A maioria dos povos indígenas canadenses só teve maior contato com a mineração a partir da década de 1970, com algumas exceções de povos que convivem com a atividade há gerações. Até aquela época, os povos indígenas canadenses pouco ou nada podiam fazer quando da determinação de um empreendimento minerário em seus territórios. No entanto, a partir de 1975, com a edição do primeiro tratado de reconhecimento territorial indígena moderno, o James Bay and Northern Quebec Agreement, os povos Crees, Inuit e Naskapi ganharam um maior controle sobre decisões relacionadas à mineração em seus territórios. Esse entendimento foi reforçado em 1978, a partir do relatório Berger recomendando a não instalação do Mackenzie Valley Pipeline sem a consulta prévia aos indígenas afetados. De lá para cá, artigos regulando atividades de mineraçãoforam incluídos em diversos tratados territoriais.
Mineração em terras indígenas canadenses
A mineração em terras indígenas canadenses também é limitada por sucessivas decisões da Suprema Corte Canadense, tais como a Haida/Taku ou a recente decisão Ross River Dene Council, da corte de apelação do Território Yukon, que estabelecem a obrigatoriedade de uma consulta esclarecida com os povos indígenas para sua participação na definição da melhor alocação dos recursos naturais presentes em suas terras. Na prática, no entanto, há alguns grupos que se queixam de que os governos provinciais e federal não protegem seus interesses, o que os deixa desamparados frente às propostas feitas pelas grandes empresas de mineração.
Por outro lado, há também lideranças de alguns povos tradicionais que entendem que as companhias estão mais bem posicionadas para avaliar os impactos sobre os povos indígenas e são mais flexíveis em negociações diretas do que os governos. Essa negociação direta entre companhias e povos indígenas é que é a regra por lá.
IHU On-Line – Em artigo recente o senhor disse que existem “modelos bem-sucedidos de parceria entre mineradoras e povos indígenas” no Canadá. Pode nos contar como são feitas essas parcerias, que áreas as mineradoras exploram e por que, na sua avaliação, elas são bem-sucedidas?
Leonardo Barros – Para entender a “parceria” entre mineradoras e povos indígenas por lá, é relevante saber que desde meados do século XIX, após uma forte intervenção do governo nas estruturas tradicionais de organização dos povos indígenas, hoje muitos deles se organizam em “conselhos” que assumem uma forma “quase-municipal” com eleições regulares, estrutura administrativa, assessorias, departamentos, critérios de membresia, jurisdição sobre alguns assuntos etc. Assim sendo, não é de se estranhar que essas estruturas administrativas considerem, muitas vezes, os royalties da mineração como uma importante fonte de renda.

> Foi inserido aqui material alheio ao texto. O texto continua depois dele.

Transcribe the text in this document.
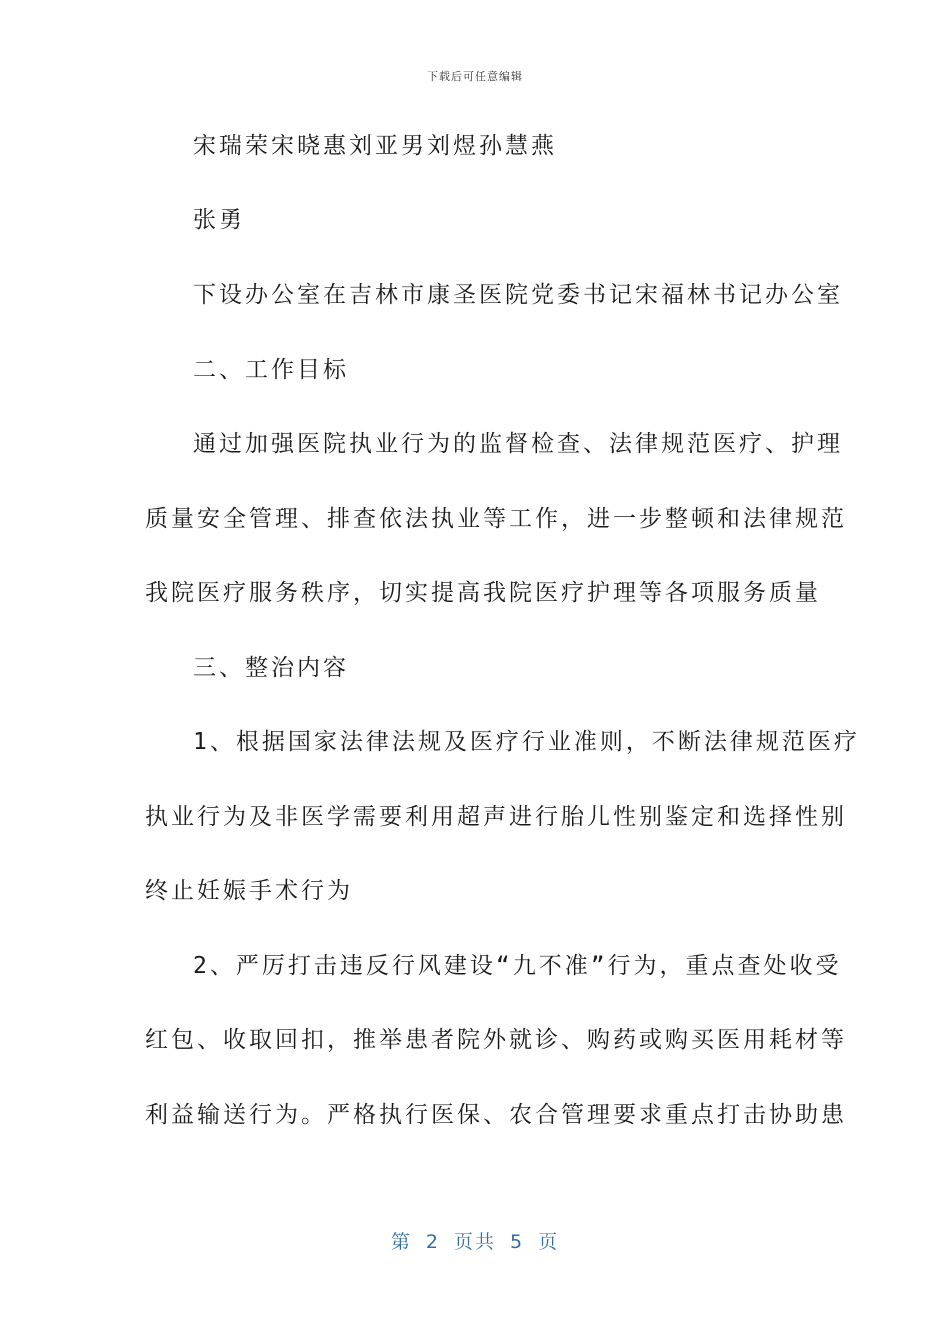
下载后可任意编辑
宋瑞荣宋晓惠刘亚男刘煜孙慧燕
张勇
下设办公室在吉林市康圣医院党委书记宋福林书记办公室
二、工作目标
通过加强医院执业行为的监督检查、法律规范医疗、护理
质量安全管理、排查依法执业等工作，进一步整顿和法律规范
我院医疗服务秩序，切实提高我院医疗护理等各项服务质量
三、整治内容
1、根据国家法律法规及医疗行业准则，不断法律规范医疗
执业行为及非医学需要利用超声进行胎儿性别鉴定和选择性别
终止妊娠手术行为
2、严厉打击违反行风建设“九不准”行为，重点查处收受
红包、收取回扣，推举患者院外就诊、购药或购买医用耗材等
利益输送行为。严格执行医保、农合管理要求重点打击协助患
第 2 页共 5 页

Diante das precárias situações de qualidade de vida experimentadas por muitos povos indígenas canadenses, incluindo altos índices de desemprego, a mineração pode aparecer, no melhor cenário, como uma oportunidade de aumento da renda coletiva e eventualmente da melhoria da infraestrutura comunitária. Além disso, a estratégia de resistência de qualquer grupo social subalternizado pode passar pela ideia de que se a mineração, ou qualquer outro empreendimento de grande porte é inevitável, que ao menos se possa, então, garantir o melhor aproveitamento possível para o grupo atingido.

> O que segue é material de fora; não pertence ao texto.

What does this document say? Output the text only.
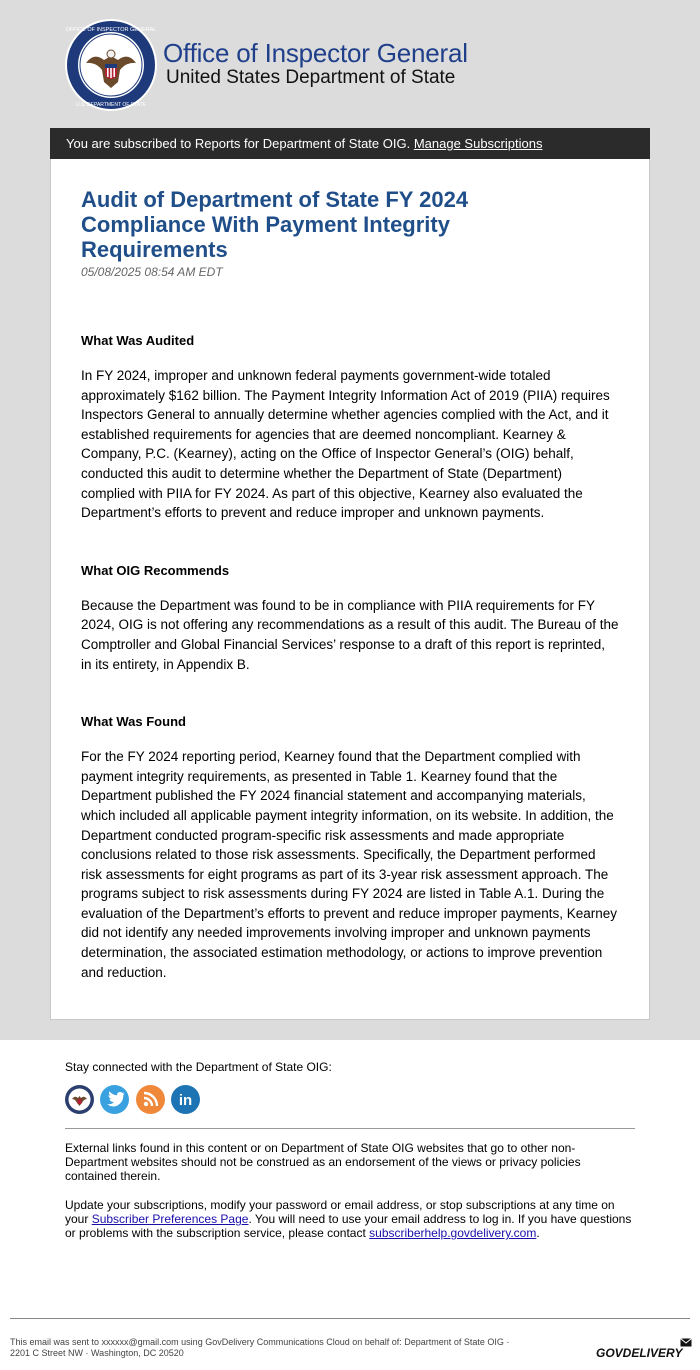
OFFICE OF INSPECTOR GENERAL
U.S. DEPARTMENT OF STATE
Office of Inspector General
United States Department of State
You are subscribed to Reports for Department of State OIG. Manage Subscriptions
Audit of Department of State FY 2024 Compliance With Payment Integrity Requirements
05/08/2025 08:54 AM EDT
What Was Audited
In FY 2024, improper and unknown federal payments government-wide totaled approximately $162 billion. The Payment Integrity Information Act of 2019 (PIIA) requires Inspectors General to annually determine whether agencies complied with the Act, and it established requirements for agencies that are deemed noncompliant. Kearney & Company, P.C. (Kearney), acting on the Office of Inspector General’s (OIG) behalf, conducted this audit to determine whether the Department of State (Department) complied with PIIA for FY 2024. As part of this objective, Kearney also evaluated the Department’s efforts to prevent and reduce improper and unknown payments.
What OIG Recommends
Because the Department was found to be in compliance with PIIA requirements for FY 2024, OIG is not offering any recommendations as a result of this audit. The Bureau of the Comptroller and Global Financial Services’ response to a draft of this report is reprinted, in its entirety, in Appendix B.
What Was Found
For the FY 2024 reporting period, Kearney found that the Department complied with payment integrity requirements, as presented in Table 1. Kearney found that the Department published the FY 2024 financial statement and accompanying materials, which included all applicable payment integrity information, on its website. In addition, the Department conducted program-specific risk assessments and made appropriate conclusions related to those risk assessments. Specifically, the Department performed risk assessments for eight programs as part of its 3-year risk assessment approach. The programs subject to risk assessments during FY 2024 are listed in Table A.1. During the evaluation of the Department’s efforts to prevent and reduce improper payments, Kearney did not identify any needed improvements involving improper and unknown payments determination, the associated estimation methodology, or actions to improve prevention and reduction.
Stay connected with the Department of State OIG:

in
External links found in this content or on Department of State OIG websites that go to other non-Department websites should not be construed as an endorsement of the views or privacy policies contained therein.
Update your subscriptions, modify your password or email address, or stop subscriptions at any time on your Subscriber Preferences Page. You will need to use your email address to log in. If you have questions or problems with the subscription service, please contact subscriberhelp.govdelivery.com.
This email was sent to xxxxxx@gmail.com using GovDelivery Communications Cloud on behalf of: Department of State OIG ·
2201 C Street NW · Washington, DC 20520	GOVDELIVERY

Quando falo de parcerias bem-sucedidas, me refiro exatamente ao fato de que, diante do empreendimento, povos indígenas politicamente mais organizados e coesos foram hábeis em negociar acordos mais benéficos para si. Estes acordos, chamados de forma geral de “IBAs” (Impact and Benefit Agreements, Acordos de Impacto e Benefício, em tradução livre) ou ainda de “SEPAs” (Socio-economic Participation Agreements, terminologia utilizada pela Aboriginal Mining Corporation e que significa Acordos de Participação Socioeconômica, em tradução livre), contratualizam a relação entre mineradoras e povos indígenas e já passam de cem acordos firmados, hoje em dia, em diversas regiões do país. Os governos provinciais e federal entram como responsáveis fiduciários.

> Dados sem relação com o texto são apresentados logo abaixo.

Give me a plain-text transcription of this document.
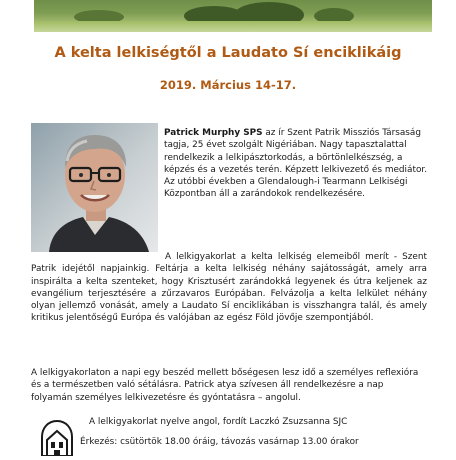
A kelta lelkiségtől a Laudato Sí enciklikáig
2019. Március 14-17.
Patrick Murphy SPS az ír Szent Patrik Missziós Társaság tagja, 25 évet szolgált Nigériában. Nagy tapasztalattal rendelkezik a lelkipásztorkodás, a börtönlelkészség, a képzés és a vezetés terén. Képzett lelkivezető és mediátor. Az utóbbi években a Glendalough-i Tearmann Lelkiségi Központban áll a zarándokok rendelkezésére.
A lelkigyakorlat a kelta lelkiség elemeiből merít - Szent Patrik idejétől napjainkig. Feltárja a kelta lelkiség néhány sajátosságát, amely arra inspirálta a kelta szenteket, hogy Krisztusért zarándokká legyenek és útra keljenek az evangélium terjesztésére a zűrzavaros Európában. Felvázolja a kelta lelkület néhány olyan jellemző vonását, amely a Laudato Sí enciklikában is visszhangra talál, és amely kritikus jelentőségű Európa és valójában az egész Föld jövője szempontjából.
A lelkigyakorlaton a napi egy beszéd mellett bőségesen lesz idő a személyes reflexióra és a természetben való sétálásra. Patrick atya szívesen áll rendelkezésre a nap folyamán személyes lelkivezetésre és gyóntatásra – angolul.
A lelkigyakorlat nyelve angol, fordít Laczkó Zsuzsanna SJC
Érkezés: csütörtök 18.00 óráig, távozás vasárnap 13.00 órakor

Entre os exemplos mais notáveis está o caso do acordo que deu origem ao reconhecimento do imenso território de Nunavut, que prevê, em seu artigo 26, do IBAs, que “promovam os objetivos culturais Inuit e aumentem seu padrão de vida”. O acordo sobre a mina Raglan, realizado entre os Inuit e a Societé Minière Raglan du Québec Ltée em 1995, também previa a contratação prioritária de Inuits qualificados para trabalhar na mina, o estabelecimento de um comitê para a supervisão contínua do empreendimento, um representante do povo tradicional no conselho de direção da empresa e uma indenização de 60 a 100 milhões de dólares canadenses, mais a distribuição de royalties e de lucros e dividendos. Outro exemplo de sucesso é a parceria entre o Grande Conselho dos Crees e a Goldcorp Inc. em 2011 para o desenvolvimento e operação do chamado Éléonore Gold Project.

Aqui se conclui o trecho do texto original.